Basically, hire legal representation. In fact, as the recent SCO case has shown, and the Amazon 1Click suit against Barnes and Noble, this is becoming the new competitive playing field when you can sue over intellectual property infringement where you can’t compete and wish to block competitors from implementing even obviously basic features.
Past patent claims have tried to sue “infringers” on the basis of using html frames, taking payments online or even displaying graphic images on websites. Even Jeff Bezos, Amazon’s founder and one of the people at the centre of the original 1Click controversy and Tim O’Reilly of O’Reilly technical books thinks there is something fundamentally wrong with the US patent and trademark system that desperately needs fixing. And you know something is deeply wrong when even the US Federal Trade Commission and the National Academy of Sciences are pushing for revisions to the US Patent system.
Traditionally, only big companies suffered the effect of these legal maneuverings, and you and I only suffered indirectly through reduced competition and innovation in the market. Increasingly, spurious patents are effecting individuals, small businesses and even charities that use software and use Internet technologies.

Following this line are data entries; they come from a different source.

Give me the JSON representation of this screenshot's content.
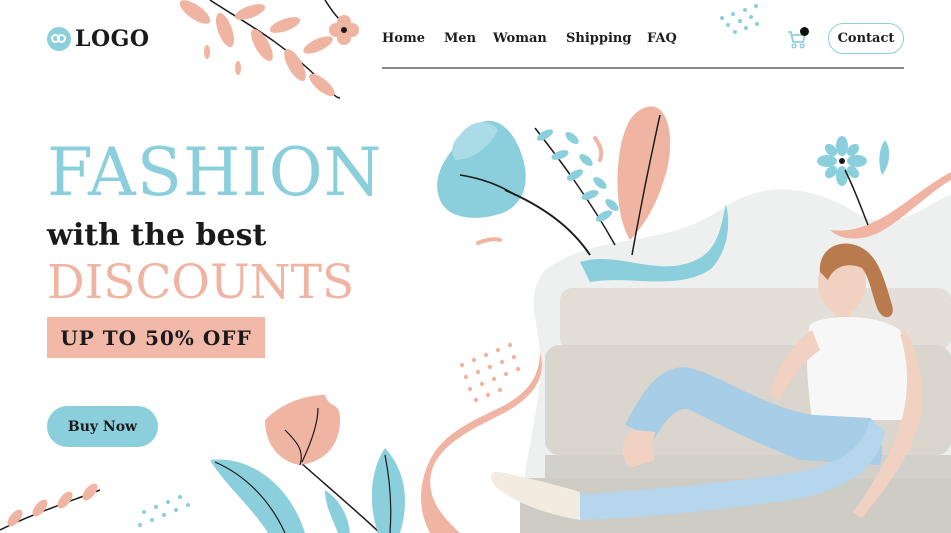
{
  "header": {
    "logo_text": "LOGO",
    "nav": [
      "Home",
      "Men",
      "Woman",
      "Shipping",
      "FAQ"
    ],
    "contact_label": "Contact"
  },
  "hero": {
    "headline": "FASHION",
    "subline": "with the best",
    "highlight": "DISCOUNTS",
    "offer": "UP TO 50% OFF",
    "cta": "Buy Now"
  },
  "icons": {
    "logo": "logo-icon",
    "cart": "cart-icon"
  },
  "colors": {
    "accent_blue": "#8ccfdc",
    "accent_pink": "#f0b4a2",
    "text_dark": "#1a1a1a"
  }
}
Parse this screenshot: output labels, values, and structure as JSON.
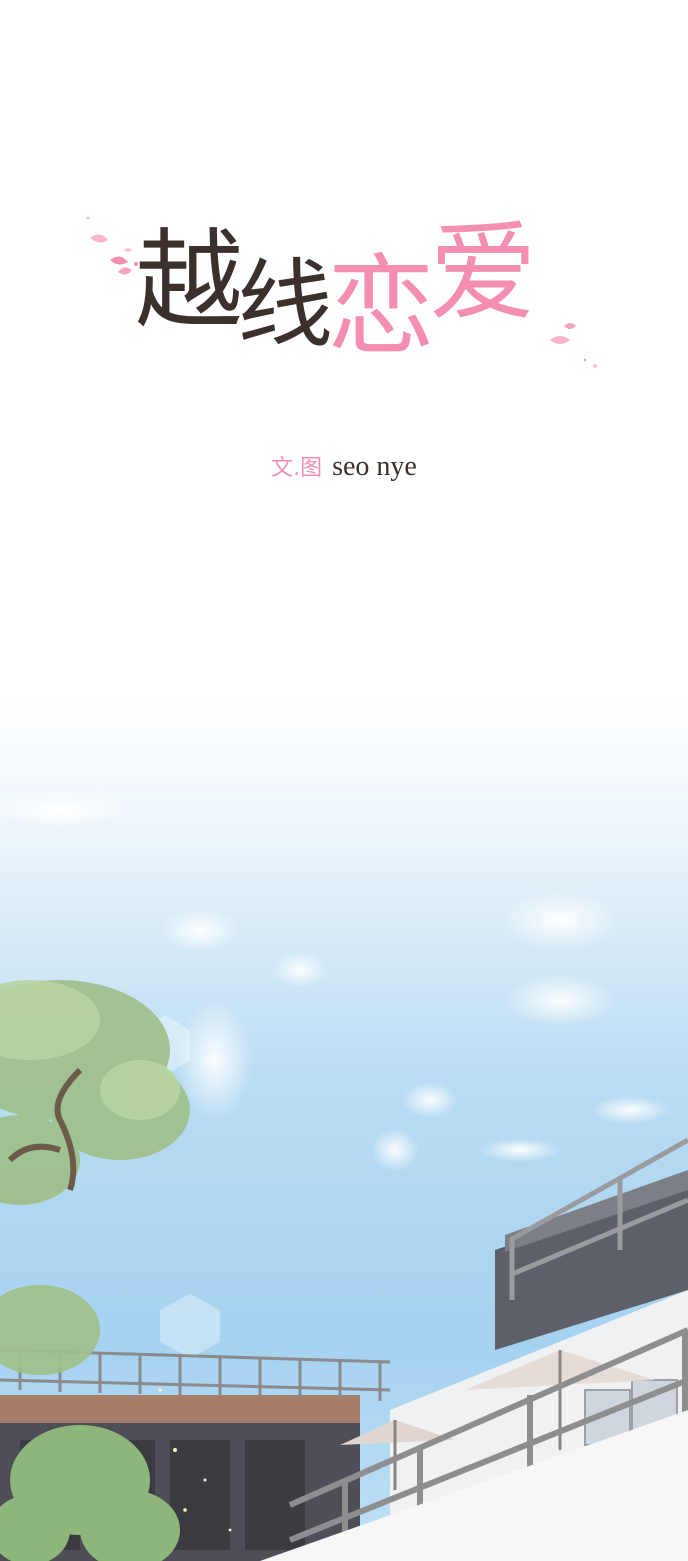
{
  "title": {
    "chars": [
      "越",
      "线",
      "恋",
      "爱"
    ]
  },
  "credit": {
    "label": "文.图",
    "author": "seo nye"
  },
  "colors": {
    "brown": "#3b302c",
    "pink": "#f48fb1",
    "sky": "#a9d4f0"
  },
  "illustration": {
    "description_icon": "sky-building-tree-scene"
  }
}
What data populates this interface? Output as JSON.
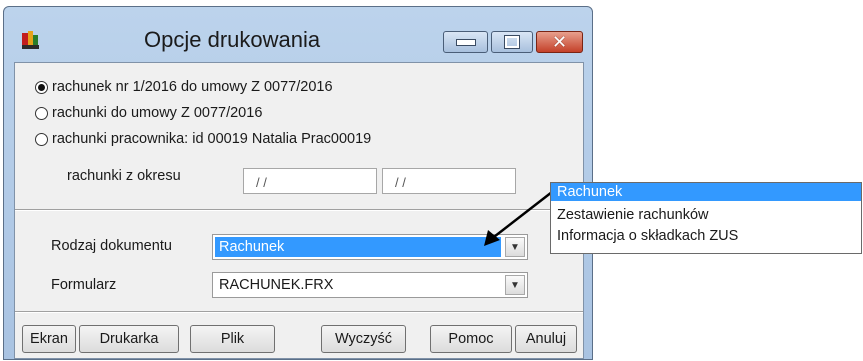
{
  "window": {
    "title": "Opcje drukowania"
  },
  "options": [
    {
      "label": "rachunek nr 1/2016 do umowy Z 0077/2016",
      "checked": true
    },
    {
      "label": "rachunki do umowy Z 0077/2016",
      "checked": false
    },
    {
      "label": "rachunki pracownika: id 00019 Natalia  Prac00019",
      "checked": false
    }
  ],
  "period": {
    "label": "rachunki z okresu",
    "from": "/ /",
    "to": "/ /"
  },
  "doc_type": {
    "label": "Rodzaj dokumentu",
    "value": "Rachunek"
  },
  "form": {
    "label": "Formularz",
    "value": "RACHUNEK.FRX"
  },
  "buttons": {
    "ekran": "Ekran",
    "drukarka": "Drukarka",
    "plik": "Plik",
    "wyczysc": "Wyczyść",
    "pomoc": "Pomoc",
    "anuluj": "Anuluj"
  },
  "dropdown": {
    "items": [
      "Rachunek",
      "Zestawienie rachunków",
      "Informacja o składkach ZUS"
    ],
    "selected": "Rachunek"
  },
  "colors": {
    "selection": "#3399ff",
    "titlebar": "#bcd3ec",
    "close_button": "#c4412a"
  }
}
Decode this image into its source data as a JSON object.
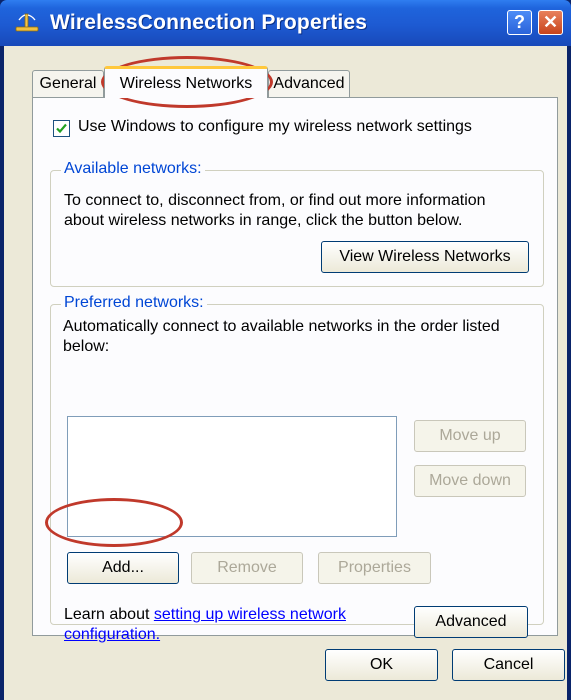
{
  "window": {
    "title": "WirelessConnection Properties",
    "help_glyph": "?",
    "close_glyph": "✕"
  },
  "tabs": [
    {
      "label": "General"
    },
    {
      "label": "Wireless Networks",
      "active": true
    },
    {
      "label": "Advanced"
    }
  ],
  "checkbox": {
    "label": "Use Windows to configure my wireless network settings",
    "checked": true
  },
  "available": {
    "legend": "Available networks:",
    "line1": "To connect to, disconnect from, or find out more information",
    "line2": "about wireless networks in range, click the button below.",
    "view_button": "View Wireless Networks"
  },
  "preferred": {
    "legend": "Preferred networks:",
    "line1": "Automatically connect to available networks in the order listed",
    "line2": "below:",
    "move_up": "Move up",
    "move_down": "Move down",
    "add": "Add...",
    "remove": "Remove",
    "properties": "Properties"
  },
  "learn": {
    "prefix": "Learn about ",
    "link_part1": "setting up wireless network",
    "link_part2": "configuration.",
    "advanced_button": "Advanced"
  },
  "footer": {
    "ok": "OK",
    "cancel": "Cancel"
  },
  "colors": {
    "titlebar": "#1d5ad2",
    "dialog_bg": "#ece9d8",
    "group_legend": "#0046d5",
    "annotation_ring": "#c0392b"
  }
}
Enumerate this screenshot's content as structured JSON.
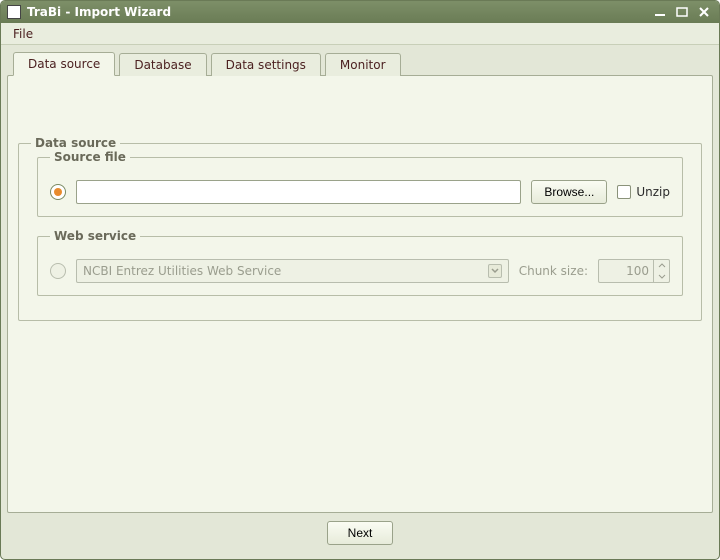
{
  "window": {
    "title": "TraBi - Import Wizard"
  },
  "menu": {
    "file": "File"
  },
  "tabs": [
    "Data source",
    "Database",
    "Data settings",
    "Monitor"
  ],
  "active_tab": 0,
  "datasource": {
    "legend": "Data source",
    "sourcefile": {
      "legend": "Source file",
      "path": "",
      "browse": "Browse...",
      "unzip": "Unzip",
      "unzip_checked": false,
      "selected": true
    },
    "webservice": {
      "legend": "Web service",
      "selected": false,
      "combo_value": "NCBI Entrez Utilities Web Service",
      "chunk_label": "Chunk size:",
      "chunk_value": "100"
    }
  },
  "footer": {
    "next": "Next"
  }
}
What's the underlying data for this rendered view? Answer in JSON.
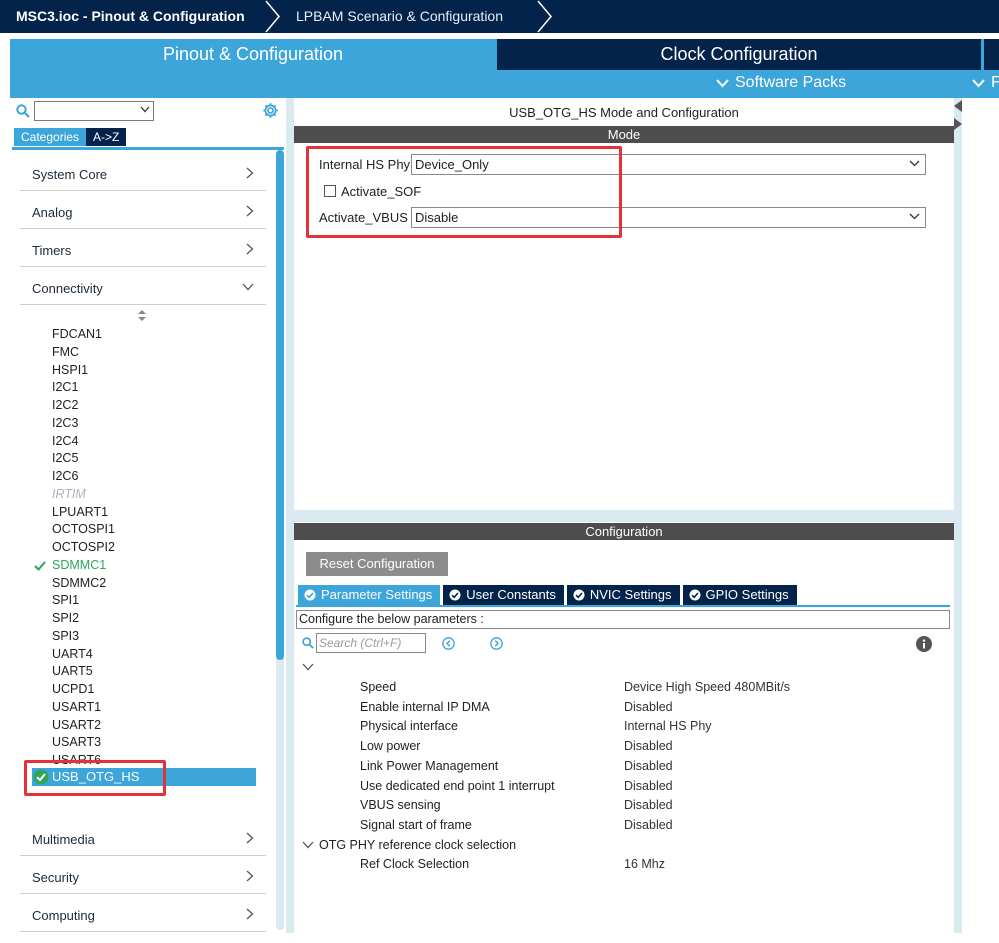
{
  "breadcrumb": {
    "project": "MSC3.ioc - Pinout & Configuration",
    "scenario": "LPBAM Scenario & Configuration"
  },
  "tabs": {
    "pinout": "Pinout & Configuration",
    "clock": "Clock Configuration",
    "software_packs": "Software Packs",
    "more": "F"
  },
  "left": {
    "category_tabs": [
      "Categories",
      "A->Z"
    ],
    "categories_top": [
      "System Core",
      "Analog",
      "Timers",
      "Connectivity"
    ],
    "peripherals": [
      {
        "label": "FDCAN1",
        "state": "normal"
      },
      {
        "label": "FMC",
        "state": "normal"
      },
      {
        "label": "HSPI1",
        "state": "normal"
      },
      {
        "label": "I2C1",
        "state": "normal"
      },
      {
        "label": "I2C2",
        "state": "normal"
      },
      {
        "label": "I2C3",
        "state": "normal"
      },
      {
        "label": "I2C4",
        "state": "normal"
      },
      {
        "label": "I2C5",
        "state": "normal"
      },
      {
        "label": "I2C6",
        "state": "normal"
      },
      {
        "label": "IRTIM",
        "state": "disabled"
      },
      {
        "label": "LPUART1",
        "state": "normal"
      },
      {
        "label": "OCTOSPI1",
        "state": "normal"
      },
      {
        "label": "OCTOSPI2",
        "state": "normal"
      },
      {
        "label": "SDMMC1",
        "state": "ok"
      },
      {
        "label": "SDMMC2",
        "state": "normal"
      },
      {
        "label": "SPI1",
        "state": "normal"
      },
      {
        "label": "SPI2",
        "state": "normal"
      },
      {
        "label": "SPI3",
        "state": "normal"
      },
      {
        "label": "UART4",
        "state": "normal"
      },
      {
        "label": "UART5",
        "state": "normal"
      },
      {
        "label": "UCPD1",
        "state": "normal"
      },
      {
        "label": "USART1",
        "state": "normal"
      },
      {
        "label": "USART2",
        "state": "normal"
      },
      {
        "label": "USART3",
        "state": "normal"
      },
      {
        "label": "USART6",
        "state": "normal"
      }
    ],
    "selected_peripheral": "USB_OTG_HS",
    "categories_bottom": [
      "Multimedia",
      "Security",
      "Computing"
    ]
  },
  "mode": {
    "title": "USB_OTG_HS Mode and Configuration",
    "header": "Mode",
    "internal_hs_phy_label": "Internal HS Phy",
    "internal_hs_phy_value": "Device_Only",
    "activate_sof_label": "Activate_SOF",
    "activate_sof_checked": false,
    "activate_vbus_label": "Activate_VBUS",
    "activate_vbus_value": "Disable"
  },
  "config": {
    "header": "Configuration",
    "reset_label": "Reset Configuration",
    "tabs": [
      "Parameter Settings",
      "User Constants",
      "NVIC Settings",
      "GPIO Settings"
    ],
    "hint": "Configure the below parameters :",
    "search_placeholder": "Search (Ctrl+F)",
    "params": [
      {
        "name": "Speed",
        "value": "Device High Speed 480MBit/s"
      },
      {
        "name": "Enable internal IP DMA",
        "value": "Disabled"
      },
      {
        "name": "Physical interface",
        "value": "Internal HS Phy"
      },
      {
        "name": "Low power",
        "value": "Disabled"
      },
      {
        "name": "Link Power Management",
        "value": "Disabled"
      },
      {
        "name": "Use dedicated end point 1 interrupt",
        "value": "Disabled"
      },
      {
        "name": "VBUS sensing",
        "value": "Disabled"
      },
      {
        "name": "Signal start of frame",
        "value": "Disabled"
      }
    ],
    "group2_title": "OTG PHY reference clock selection",
    "group2_params": [
      {
        "name": "Ref Clock Selection",
        "value": "16 Mhz"
      }
    ]
  },
  "colors": {
    "navy": "#03234b",
    "accent": "#3ca5d9",
    "ok_green": "#2ea55a",
    "highlight_red": "#e4323a"
  }
}
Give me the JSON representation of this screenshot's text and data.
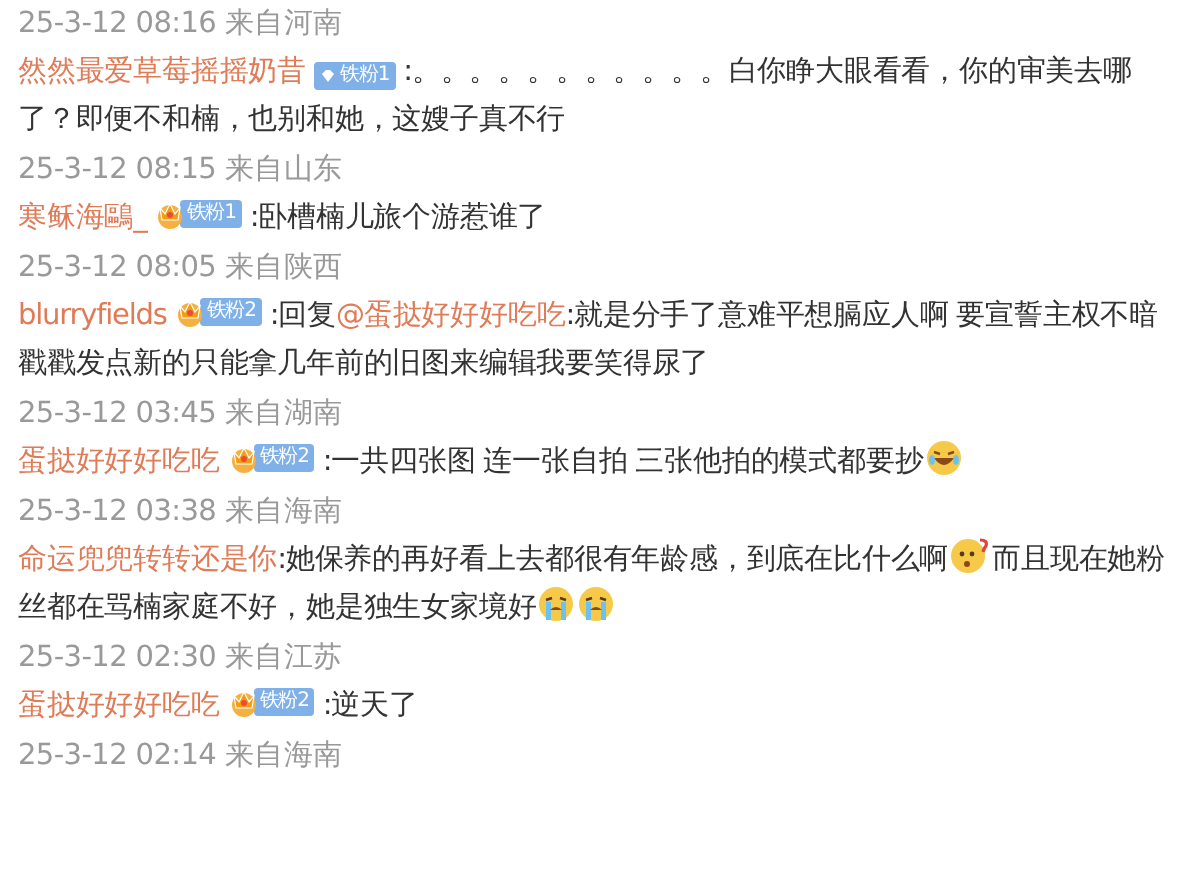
{
  "lead_time": "25-3-12 08:16 来自河南",
  "comments": [
    {
      "name": "然然最爱草莓摇摇奶昔",
      "badge": {
        "kind": "diamond",
        "label": "铁粉1"
      },
      "segments": [
        {
          "kind": "text",
          "text": ":。。。。。。。。。。。白你睁大眼看看，你的审美去哪了？即便不和楠，也别和她，这嫂子真不行"
        }
      ],
      "time": "25-3-12 08:15 来自山东"
    },
    {
      "name": "寒稣海鷗_",
      "badge": {
        "kind": "crown",
        "label": "铁粉1"
      },
      "segments": [
        {
          "kind": "text",
          "text": ":卧槽楠儿旅个游惹谁了"
        }
      ],
      "time": "25-3-12 08:05 来自陕西"
    },
    {
      "name": "blurryfields",
      "badge": {
        "kind": "crown",
        "label": "铁粉2"
      },
      "segments": [
        {
          "kind": "text",
          "text": ":回复"
        },
        {
          "kind": "mention",
          "text": "@蛋挞好好好吃吃"
        },
        {
          "kind": "text",
          "text": ":就是分手了意难平想膈应人啊 要宣誓主权不暗戳戳发点新的只能拿几年前的旧图来编辑我要笑得尿了"
        }
      ],
      "time": "25-3-12 03:45 来自湖南"
    },
    {
      "name": "蛋挞好好好吃吃",
      "badge": {
        "kind": "crown",
        "label": "铁粉2"
      },
      "segments": [
        {
          "kind": "text",
          "text": ":一共四张图 连一张自拍 三张他拍的模式都要抄"
        },
        {
          "kind": "laugh"
        }
      ],
      "time": "25-3-12 03:38 来自海南"
    },
    {
      "name": "命运兜兜转转还是你",
      "segments": [
        {
          "kind": "text",
          "text": ":她保养的再好看上去都很有年龄感，到底在比什么啊"
        },
        {
          "kind": "doubt"
        },
        {
          "kind": "text",
          "text": "而且现在她粉丝都在骂楠家庭不好，她是独生女家境好"
        },
        {
          "kind": "cry"
        },
        {
          "kind": "cry"
        }
      ],
      "time": "25-3-12 02:30 来自江苏"
    },
    {
      "name": "蛋挞好好好吃吃",
      "badge": {
        "kind": "crown",
        "label": "铁粉2"
      },
      "segments": [
        {
          "kind": "text",
          "text": ":逆天了"
        }
      ],
      "time": "25-3-12 02:14 来自海南"
    }
  ]
}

The situation has gotten so bad that the Electronic Frontier Foundation (EFF) has launched a new campaign this past week to root out, expose and crush patents that are a threat to public and consumer good by finding prior art that could invalidate them.
Basically, the campaign will be :
- Identifying the worst offending patents;
- Documenting the prior art that shows their invalidity; and
- Chronicling the negative impact they have had on online publishers and innovators.
This campaign becomes even more important as you realize the US is working on exporting this patent chaos to other countries. US and European big business interests are pushing heavily to have the same sort of patent protections it has in the US extended to the European Union and other countries where software and business process patents are generally not recognized.
While the resistance to this happening is strong the wind from Brussels
seems to be supporting business interests and US lobbyists more than popular opinion.